The aim of this study was to determine the feasibility of assessing left ventricular systolic ejection and diastolic filling by the edge detection method with ECG-gated single-photon emission tomography (G-SPET) data. Fifty-two patients who had undergone both G-SPET and gated equilibrium blood pool scintigraphy (GBP) within an interval of 2 weeks were enrolled. For G-SPET, 740 MBq of technetium-99m methoxyisobutylisonitrile (MIBI) was injected at rest, and myocardial SPET was performed 60 min later using 360 degrees acquisition and 12 frames per cardiac cycle.

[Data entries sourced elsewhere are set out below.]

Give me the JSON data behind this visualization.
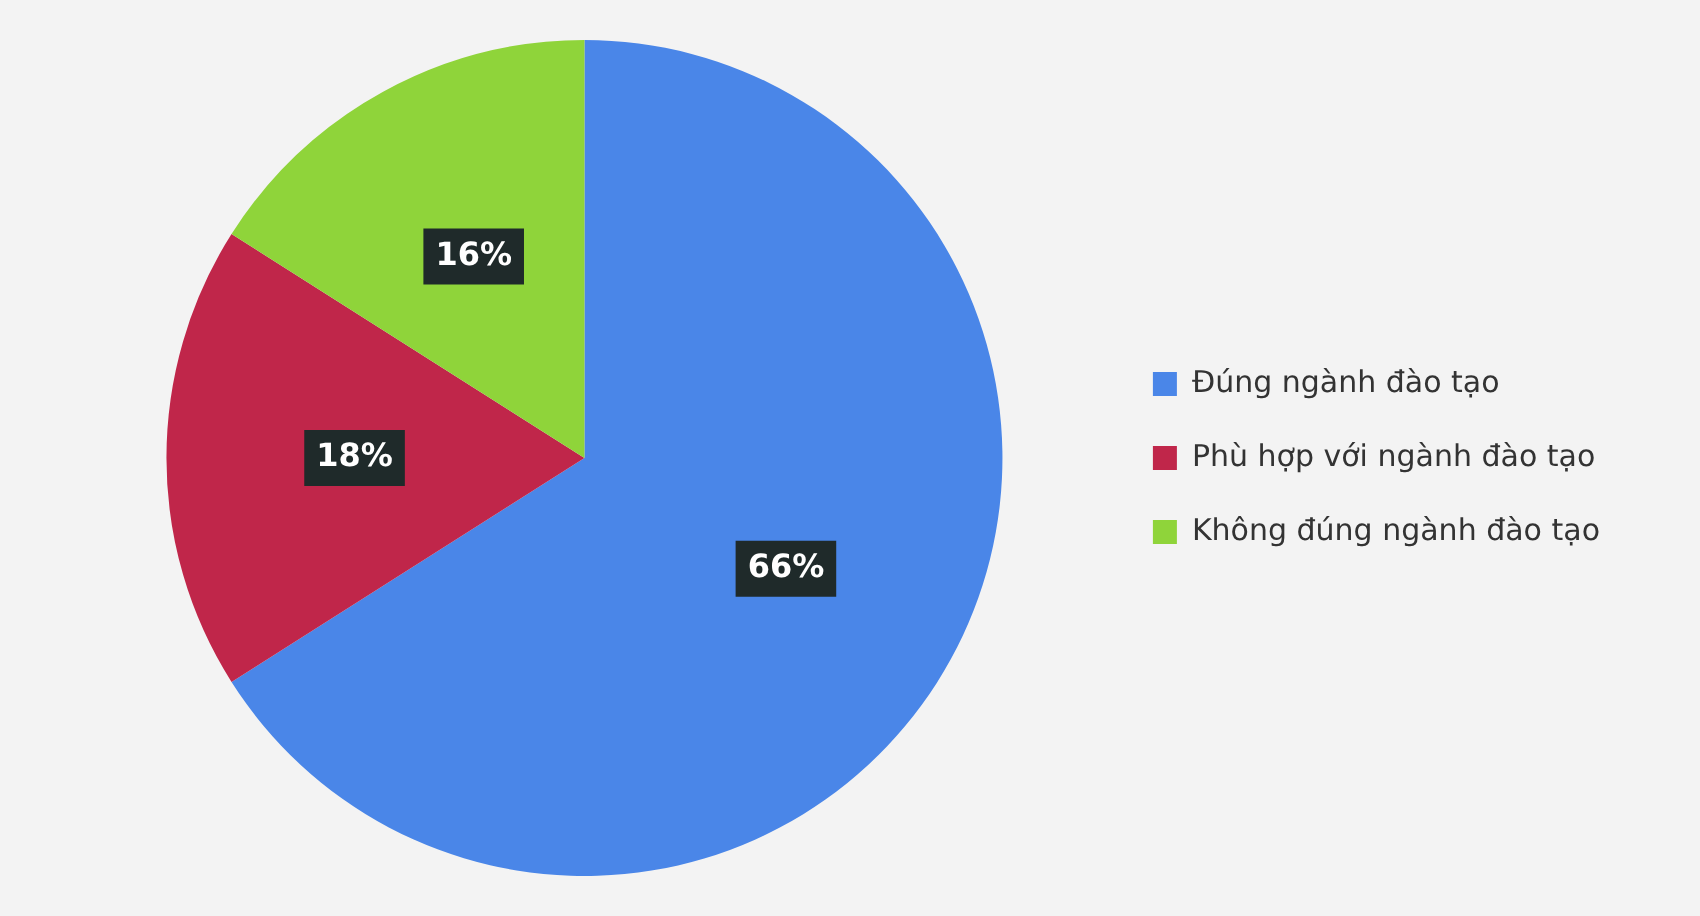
{
  "chart_data": {
    "type": "pie",
    "categories": [
      "Đúng ngành đào tạo",
      "Phù hợp với ngành đào tạo",
      "Không đúng ngành đào tạo"
    ],
    "values": [
      66,
      18,
      16
    ],
    "colors": [
      "#4a86e8",
      "#c0264a",
      "#8fd43a"
    ],
    "value_labels": [
      "66%",
      "18%",
      "16%"
    ],
    "legend": "right"
  }
}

In each frame, left ventricular volume was determined with automatic edge detection using a quantitative gated SPET program, and the time-volume curve was fitted by Fourier transform of the first to fourth harmonics. Ejection fraction (EF, %), peak ejection rate (PER, /s), peak filling rate (PFR, /s) and mean filling rate during the first third of diastolic time (1/3FRm, /s) were calculated from the fitted curve. These parameters were also calculated by means of GBP performed with 24 frames per cardiac cycle. Correlation coefficients in respect of EF, PER, PFR and 1/3FRm between G-SPET and GBP were 0.90 (P<0.001), 0.88 (P<0.001), 0.80 (P<0.001) and 0.82 (P<0.001), respectively. The correlations were good for EF, PER and 1/3FRm. Gated SPET dV/dt parameters were slightly lower compared with GBP values owing to the limited number of frames per cardiac cycle. It is concluded that left ventricular ejection and filling rates can be calculated using G-SPET with edge detection software, and in this study these parameters were significantly correlated with those derived using GBP. Diastolic abnormality on gated SPET study should be recognised as a positive finding, and appropriate gated SPET parameters should be further investigated.